I turned away in disgust, only to be hit with a face full of what at first I mistook to be dripping green load. I fell to the floor expecting the bio-sludge to explode and burn, but instead it dripped down my face and into my nose and mouth. One salty taste and I knew this was not fired from a sludge cannon...
On my feet, I rapidly tried to assess my surroundings so I could beat a hasty retreat. Behind me, the source of the salty emission taunted me from atop a pile of festering gibs. It was a burly bot with his pants at half-mast and his fleshy impact hammer reared back and shaking with excitement. I knew one hit would spell my doom, not to mention utter and abysmal disgust. He stood there momentarily, simultaneously thrusting his hips and saluting me in a sickening display of his adept taunting abilities. "Yeah bitch," he growled in pleasure. "Proceed according to operational parameters."
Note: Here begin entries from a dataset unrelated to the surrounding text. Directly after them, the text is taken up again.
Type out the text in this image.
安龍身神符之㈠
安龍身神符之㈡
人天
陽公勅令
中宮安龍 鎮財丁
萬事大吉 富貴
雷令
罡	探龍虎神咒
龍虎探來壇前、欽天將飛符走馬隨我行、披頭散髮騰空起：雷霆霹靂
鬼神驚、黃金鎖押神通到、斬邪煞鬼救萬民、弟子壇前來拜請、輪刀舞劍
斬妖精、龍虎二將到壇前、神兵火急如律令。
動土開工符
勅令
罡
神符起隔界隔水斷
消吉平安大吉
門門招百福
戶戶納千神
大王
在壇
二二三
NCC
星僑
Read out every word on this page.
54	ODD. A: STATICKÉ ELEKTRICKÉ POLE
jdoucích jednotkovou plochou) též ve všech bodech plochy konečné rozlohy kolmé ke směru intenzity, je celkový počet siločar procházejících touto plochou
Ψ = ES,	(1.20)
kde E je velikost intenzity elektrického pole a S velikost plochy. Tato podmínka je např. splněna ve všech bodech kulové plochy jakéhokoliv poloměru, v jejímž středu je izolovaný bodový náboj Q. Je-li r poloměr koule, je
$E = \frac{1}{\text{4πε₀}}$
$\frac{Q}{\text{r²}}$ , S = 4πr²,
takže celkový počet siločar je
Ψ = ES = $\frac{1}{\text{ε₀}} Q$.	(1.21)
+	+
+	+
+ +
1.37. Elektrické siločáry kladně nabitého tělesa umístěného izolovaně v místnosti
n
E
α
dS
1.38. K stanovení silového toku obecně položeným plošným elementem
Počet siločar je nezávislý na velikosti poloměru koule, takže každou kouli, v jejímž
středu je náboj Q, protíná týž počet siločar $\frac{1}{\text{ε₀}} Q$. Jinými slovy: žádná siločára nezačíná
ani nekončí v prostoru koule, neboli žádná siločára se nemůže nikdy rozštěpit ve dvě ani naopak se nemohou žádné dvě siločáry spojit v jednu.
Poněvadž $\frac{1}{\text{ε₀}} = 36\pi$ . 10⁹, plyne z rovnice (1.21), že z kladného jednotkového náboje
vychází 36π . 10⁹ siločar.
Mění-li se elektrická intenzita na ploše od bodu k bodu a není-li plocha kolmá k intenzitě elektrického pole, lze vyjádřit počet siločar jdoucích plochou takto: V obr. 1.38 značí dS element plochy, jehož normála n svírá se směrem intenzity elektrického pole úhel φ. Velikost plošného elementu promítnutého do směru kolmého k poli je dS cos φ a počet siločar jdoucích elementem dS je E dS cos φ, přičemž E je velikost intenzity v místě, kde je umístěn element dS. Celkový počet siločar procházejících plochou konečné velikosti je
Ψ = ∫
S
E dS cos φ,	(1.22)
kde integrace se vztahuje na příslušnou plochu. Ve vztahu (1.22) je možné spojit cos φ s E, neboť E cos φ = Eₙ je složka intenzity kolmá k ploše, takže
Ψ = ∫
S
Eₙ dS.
That was enough for me. With one hand shielding my genitals and the other fingering the safety on my flak cannon, I took off full tilt in the opposite direction of my would-be violator. I tried not to look at the blatant debauchery taking place everywhere around me, but it was impossible to avoid. Off in the distance, leaning over a stack of crates was a helpless Nali, all of his appendages tied back, with his legs spread open. A few feet behind him a group of bots were loading a greased potato into a redeemer and aiming it towards the Nali's one-eyed winking brown hole. I ran harder, looking desperately for some exit. Behind me I could hear the other bot in hot pursuit. I could hear his bio cannon loading up a steaming helping of man-chowder, which only made me run faster. Just as I heard it let loose with a thunderous pop, I rounded a corner and stepped into the swirling blue energy ribbons of a teleporter.
So astonished was I, I nearly forgot I was playing a game. I landed in the redeemer room of Deck16][, only to be hastily dispatched by an impact hammer-camper. I stepped back from my keyboard and finally let myself breath. Anyhow, I forgot to snap off a screenshot. I think the secret room is detailed in the gaming guide that shipped with UT game of the year edition. Anyone else run into this Easter egg?